Geef een Woody Allen look-a-like een hoofdrol
Een terugkerend karakter in Woody Allens film is… hijzelf. Soms in eigen persoon (Cafe Society, To Rome with Love), soms in de vorm van fictieve personages die verdacht veel op de Woody Allen van, zeg 55 jaar geleden, lijken. Zo kroop acteur Jesse Eisenberg herhaaldelijk in de rol van stuntelige – maar niet naïeve – jongeman waar de vrouwelijke hoofdpersoon steevast als een blok voor valt (en een liefde ontspringt waarin ‘Allen’ zich eerst wegcijfert en vervolgens onverbiddelijk zijn eigen weg gaat). Eerder liet Owen Wilson zijn ‘Allen-charmes’ zien (Midnight in Paris) en dit keer valt deze (twijfelachtige) eer ten deel aan acteur/zanger Justin Timberlake, die in Wonder Wheel naast zijn daytime job als badmeester een master Europees Theater volgt en Ginny imponeert met zijn kennis van Shakespeare en Eugene O’Neill.
Vergeet de ironie niet
Hoe ijdel zijn (verkapte) zelfportretten ook zijn, ironie ontbreekt nooit in een Woody Allen-film. Een romantische trip naar Parijs die uitmondt in gekibbel met je schoonouders en met lede ogen toezien hoe je verloofde valt voor een uit zijn nek kletsende kwast. Een filosofiestudente die verliefd wordt op haar leraar zonder te weten dat hij zich als herboren voelt sinds hij een moord heeft gepleegd. En in Wonder Wheel voelt Ginny zich sinds de breuk met Richie’s vader eindelijk weer begeerd als badmeester Mickey haar meeneemt naar zijn huurappartementje in Greenwich Village. Maar dan verschijnt Carolina. Richie, die de ongelukkige thuissituatie oplost door alles wat brandbaar is in de fik te steken, is voorlopig niet van zijn pyromanie verlost.

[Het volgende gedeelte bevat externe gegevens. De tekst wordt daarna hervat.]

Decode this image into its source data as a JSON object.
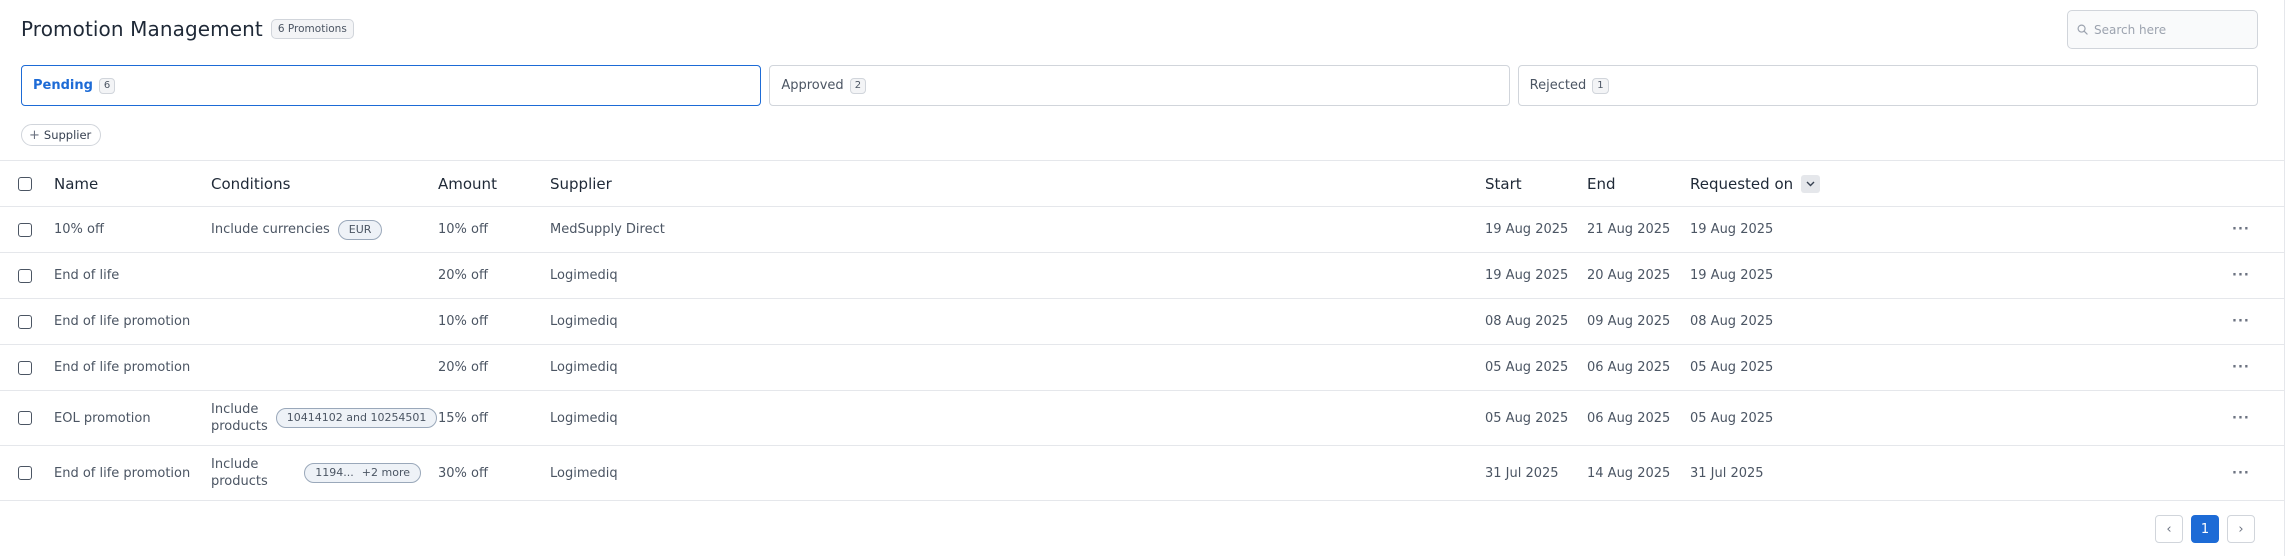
{
  "header": {
    "title": "Promotion Management",
    "count_badge": "6 Promotions"
  },
  "search": {
    "placeholder": "Search here",
    "value": ""
  },
  "tabs": [
    {
      "label": "Pending",
      "count": "6",
      "active": true
    },
    {
      "label": "Approved",
      "count": "2",
      "active": false
    },
    {
      "label": "Rejected",
      "count": "1",
      "active": false
    }
  ],
  "filters": {
    "supplier_chip": "Supplier"
  },
  "table": {
    "columns": {
      "name": "Name",
      "conditions": "Conditions",
      "amount": "Amount",
      "supplier": "Supplier",
      "start": "Start",
      "end": "End",
      "requested_on": "Requested on"
    },
    "rows": [
      {
        "name": "10% off",
        "condition": "Include currencies",
        "pill": "EUR",
        "pill_extra": "",
        "amount": "10% off",
        "supplier": "MedSupply Direct",
        "start": "19 Aug 2025",
        "end": "21 Aug 2025",
        "requested_on": "19 Aug 2025"
      },
      {
        "name": "End of life",
        "condition": "",
        "pill": "",
        "pill_extra": "",
        "amount": "20% off",
        "supplier": "Logimediq",
        "start": "19 Aug 2025",
        "end": "20 Aug 2025",
        "requested_on": "19 Aug 2025"
      },
      {
        "name": "End of life promotion",
        "condition": "",
        "pill": "",
        "pill_extra": "",
        "amount": "10% off",
        "supplier": "Logimediq",
        "start": "08 Aug 2025",
        "end": "09 Aug 2025",
        "requested_on": "08 Aug 2025"
      },
      {
        "name": "End of life promotion",
        "condition": "",
        "pill": "",
        "pill_extra": "",
        "amount": "20% off",
        "supplier": "Logimediq",
        "start": "05 Aug 2025",
        "end": "06 Aug 2025",
        "requested_on": "05 Aug 2025"
      },
      {
        "name": "EOL promotion",
        "condition": "Include products",
        "pill": "10414102 and 10254501",
        "pill_extra": "",
        "amount": "15% off",
        "supplier": "Logimediq",
        "start": "05 Aug 2025",
        "end": "06 Aug 2025",
        "requested_on": "05 Aug 2025"
      },
      {
        "name": "End of life promotion",
        "condition": "Include products",
        "pill": "1194...",
        "pill_extra": "+2 more",
        "amount": "30% off",
        "supplier": "Logimediq",
        "start": "31 Jul 2025",
        "end": "14 Aug 2025",
        "requested_on": "31 Jul 2025"
      }
    ],
    "row_menu_glyph": "···"
  },
  "pagination": {
    "prev": "‹",
    "current": "1",
    "next": "›"
  },
  "colors": {
    "accent": "#1d6bd6",
    "border": "#d1d5db"
  }
}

Pechsituaties in prachtsettings, driehoeksverhoudingen en escapisme. Thema’s die, als je de uitwerking ervan eenmaal beheerst, als Star Wars’ en Suskes en Wiskes herhaald kunnen worden. Hoezeer het reuzenrad de verwachting wekt dat we iets groots en meeslependst zullen beleven, ook Wonder Wheel is just another Allen.